Could have just bought a nespresso and been contempt.


----------



## oddknack (Apr 8, 2014)

Froggystyle, fancy a swap compak e10 for mythos?


----------



## hotmetal (Oct 31, 2013)

I think that use of 'contempt' was a 'Froggian slip'. You'd never be content with a Nespresso machine! But yeah, sometimes it does seem like the whole kit and caboodle is a massive extravagance. But we're worth it! ?


----------



## froggystyle (Oct 30, 2013)

oddknack said:


> Froggystyle, fancy a swap compak e10 for mythos?


Nah, love the E10.


----------



## NickdeBug (Jan 18, 2015)

Acaia scales. Bought when stock levels were challenging and without much thought.

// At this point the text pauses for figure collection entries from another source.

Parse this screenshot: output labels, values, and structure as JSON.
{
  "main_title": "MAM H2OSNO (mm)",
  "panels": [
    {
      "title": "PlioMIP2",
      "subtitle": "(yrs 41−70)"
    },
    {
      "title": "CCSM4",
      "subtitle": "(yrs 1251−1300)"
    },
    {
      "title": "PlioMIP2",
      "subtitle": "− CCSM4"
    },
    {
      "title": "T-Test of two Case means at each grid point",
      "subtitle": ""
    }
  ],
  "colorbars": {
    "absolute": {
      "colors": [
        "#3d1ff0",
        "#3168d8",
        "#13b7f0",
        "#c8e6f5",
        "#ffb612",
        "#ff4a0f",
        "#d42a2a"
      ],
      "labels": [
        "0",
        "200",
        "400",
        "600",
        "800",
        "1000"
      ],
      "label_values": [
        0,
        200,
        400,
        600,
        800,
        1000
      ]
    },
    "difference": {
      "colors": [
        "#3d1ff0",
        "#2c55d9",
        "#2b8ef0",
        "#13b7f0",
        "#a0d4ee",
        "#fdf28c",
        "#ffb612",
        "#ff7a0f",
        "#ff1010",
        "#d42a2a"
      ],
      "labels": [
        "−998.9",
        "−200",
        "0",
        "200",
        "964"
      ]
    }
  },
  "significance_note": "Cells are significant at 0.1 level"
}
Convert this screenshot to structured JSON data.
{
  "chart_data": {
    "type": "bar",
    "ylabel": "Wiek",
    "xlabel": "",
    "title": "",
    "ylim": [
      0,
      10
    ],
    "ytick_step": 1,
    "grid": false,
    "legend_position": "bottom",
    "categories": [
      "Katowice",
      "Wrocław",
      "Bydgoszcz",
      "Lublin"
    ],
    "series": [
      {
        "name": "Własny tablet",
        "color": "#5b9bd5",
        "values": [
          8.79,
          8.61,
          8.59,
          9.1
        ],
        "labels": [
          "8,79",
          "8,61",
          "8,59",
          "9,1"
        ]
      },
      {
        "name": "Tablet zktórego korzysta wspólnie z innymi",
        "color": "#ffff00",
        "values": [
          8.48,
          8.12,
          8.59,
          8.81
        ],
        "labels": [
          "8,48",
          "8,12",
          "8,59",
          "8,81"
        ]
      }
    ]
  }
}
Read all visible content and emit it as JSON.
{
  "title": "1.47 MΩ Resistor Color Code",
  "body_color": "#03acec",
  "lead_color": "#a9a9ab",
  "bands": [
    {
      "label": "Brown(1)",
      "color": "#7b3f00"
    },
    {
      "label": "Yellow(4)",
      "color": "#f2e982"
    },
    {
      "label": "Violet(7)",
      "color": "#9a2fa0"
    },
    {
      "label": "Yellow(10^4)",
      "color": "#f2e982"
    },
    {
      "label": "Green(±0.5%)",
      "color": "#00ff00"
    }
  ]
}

Passed on to new happy home for a slight loss, offset by the chance to meet and chat with a fellow forum member on a nice sunny day (johnealey).

We coffee-nuts need to stick together.

At the opposite end - Brazen and Feldgrind get daily usage and are probably my smartest buy so far.


----------



## 4515 (Jan 30, 2013)

bronc said:


> I have a PID'd Silvia for sale that you can make your most extravagant purchase for your apartment in Bulgaria!


That would be instant divorce. And no espresso for a week makes me enjoy it more when I get home


----------



## 4515 (Jan 30, 2013)

fatboyslim said:


> I currently have a wanted thread for said scales if you ever feel the need to declutter


I'll be keeping them for the unforseen spillage that kills my current set - its a case of when this happens rather than if it happens


----------



## 4515 (Jan 30, 2013)

PPapa said:


> I think it's Hario scales for me too. I like the timer, but found that using my watch is just as good. Or the Bonavita kettle, iPhone, iPad, Fitbit, etc. which are usually somewhere near me anyway.
> 
> I kinda fancy Brewistas again (returned them due to water damage) or Acaia scales, but the latter are too damn expensive to justify.


Had a set of Acaia scales but I dont use my V60 enough to justify the cost - theres another extravagance. V60 used a handful of times


----------



## alexferdi (Aug 4, 2015)

Definitely Acaia scales for me. I've never even tried Brewered coffee. Thank god for the Bluetooth function then!


----------